MAN OF THE HOUR: Morris (centre), with the Tourism and Entertainment ministry's Damion Crawford (left) and Wykeham McNeil at the National Library of Jamaica.
Jamaica has not appointed a national poet laureate in well over half-a-century to put on the sturdy size-10 shoes previously filled by Tom Redcam (after whom the Kingston & St. Andrew parish library is fittingly nicknamed) and J.E. McFarlane. But who better to deservingly occupy such an important post now than Professor Mervyn Morris, the literary luminary, academic and legendary critic who has close to 50 years under his belt as educator, author and inspiration?
Last Tuesday, a 10-member committee assembled by the National Library of Jamaica and the Entertainment/Tourism ministry's Entertainment Advisory Board made the official announcement that Morris had accepted "the job" and is set to serve a tenure lasting for the next three years.
As Poet Laureate of Jamaica, Morris' responsibilities are sure to play to the cultural icon's strengths as both thinker and wordsmith of the highest order, as they include the promotion of reading and Jamaican literature, as well as the undertaking of poetry events for general public consumption. What's more, the role will see the Munro College and Oxford University old boy championing lyrical verse as a medium for entertainment and for "disseminating cultural heritage while celebrating and propelling Jamaican poetry to new heights."
Very much like such peers as Prof. Eddie Baugh and Dr. Erna Brodber, Professor Morris' illustrious career, public life and body of work have stood the test of time and hold him in good stead for the task ahead. Most popular among his acclaimed writings are Is English We Speaking (1999) and 2005's Making West Indian Literature. I Been There, Sort Of (2006), meanwhile, ranks highly among his six notable collections of poems.

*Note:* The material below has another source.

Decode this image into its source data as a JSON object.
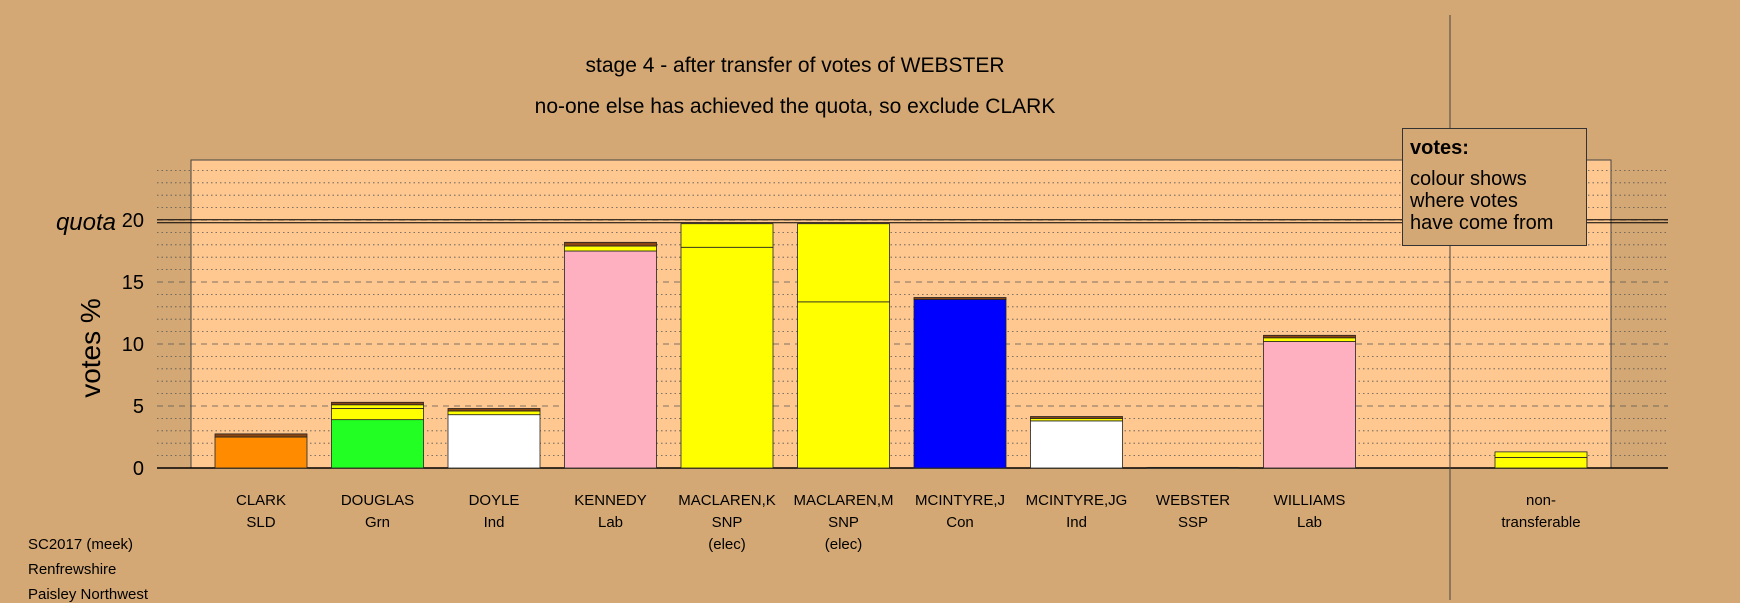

As expected, the 77-year-old Morris views his appointment as yet another opportunity to contribute significantly (and help draw much-needed attention to) the country's dynamic literary culture. "It's an honour and I'm grateful," Morris, who became a member of the Order of Merit (OM) in 2009, has said in response. "My remit is to help promote Jamaican poetry at home and abroad." Come early next month, Governor General Sir Patrick Allen will officially present Mervyn Morris with his Badge of Office during a King's House ceremony.